Плоть и кровь - Майкл Каннингем 5 стр.


— Иди домой, — ответил он. — А мы немного побудем здесь. Может, шалаш построим.

— Тут шалаши строить нельзя. Это частная собственность.

— И переедем в него на жительство, Зои и я.

— Нет, правда, надо идти, — взмолилась Сьюзен. — Пойдем, наверное, и обед уже готов.

— Так иди, — повторил Билли. — А мы с Зо побудем здесь.

— И пойду. Будь уверен.

Однако она осталась сидеть на ветке. Белка, скакавшая под деревом, привстала на задние лапки и вдруг исчезла, словно ее рывком утянули под землю. Сьюзен оторвала взгляд от земли, взглянула на дом, который построил для нее отец. Сьюзен знала, как она выглядит: тонкая, стройная четырнадцатилетняя девочка, сидящая верхом на ветке вдыхая аромат палых листьев. Она хотела, чтобы у нее был собственный дом, хотела жить в нем, молчаливая и безудержная, как юная мать-дикарка. Тени облаков плыли по ровной земле. Одно из деревьев словно погасло, и сразу же вспыхнула, точно поднятая со дна океана огромная драгоценность, медная кровля колокольни. И, наблюдая за сменой теней, Сьюзен на недолгий миг осознала, насколько она всесильна. Осознала, сколь многое можно построить ради нее и сколь многое разрушить. Волна возбуждения окатила ее. Она думала о прорванной плотине. О серебристой стене воды, падающей на магазины, на церкви, на аккуратные улицы. Она словно видела это. Видела, как вода поглощает все, разбивает окна, срывает крыши домов, кружит самые обычные вещи — чашку, парик, кусок мыла, — выбрасывает их на поверхность и снова втягивает в себя. Видела, как вода, пенясь, поднимается все выше и, наконец, останавливается на середине их сосны, прямо под веткой, на которой она сидит. Уцелеют только она, Зои и Билли. Потом наступит коричневатое, поблескивающее безмолвие. Над ним будут возвышаться лишь колокольня с верхней половинкой остановившихся часов да верхушки нескольких дубов и вязов. Стаи гусей и уток станут садиться на воду. И понемногу вода начнет отступать, оставляя на ветках кольца и ожерелья. Она, Сьюзен, поведет Зои и Билли вниз, в мокрый, пустой мир, украшая себя, пока они, теперь уже сироты, кроткие и горестные, станут спускаться с ветки на ветку, глядя в будущее, в котором может случиться все что угодно.
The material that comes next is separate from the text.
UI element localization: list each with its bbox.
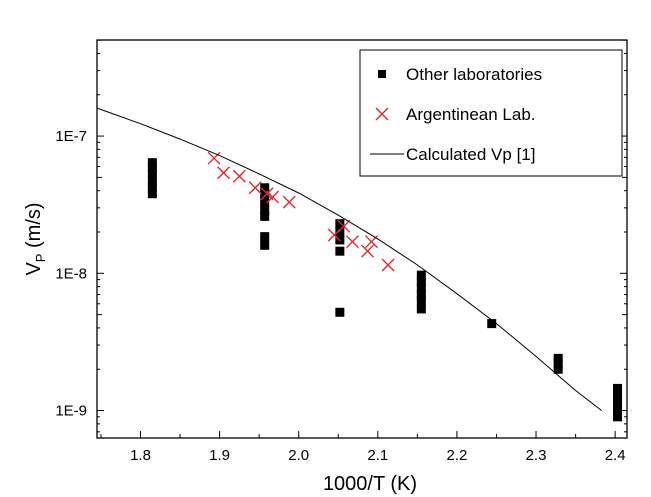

И на землю она соступит обвешанной драгоценностями.

1965

Отправляясь в свои ночные поездки, Константин воображал, что рядом с ним сидит Мэри. Не та, с которой он теперь жил, но Мэри семнадцатилетняя, загадочная девушка, проворно задвигавшая за собой щеколду калитки. Мэри, которой удавалось сочетать здравомыслие с не замаранными ничем женскими надеждами. Которая еще не начала подсчитывать его изъяны. Он по-прежнему любил ту Мэри, любил то, что от нее уцелело, — самообладание, преданность порядку, прямизну осанки. И в ночных поездках спутницей его была молодая Мэри, иногда мешавшаяся в его сознании со Сьюзен. Умненькая девушка, сидевшая надежно пристегнутой на пассажирском сиденье вглядываясь в пейзаж — скептически, но и со взыскательной любовью.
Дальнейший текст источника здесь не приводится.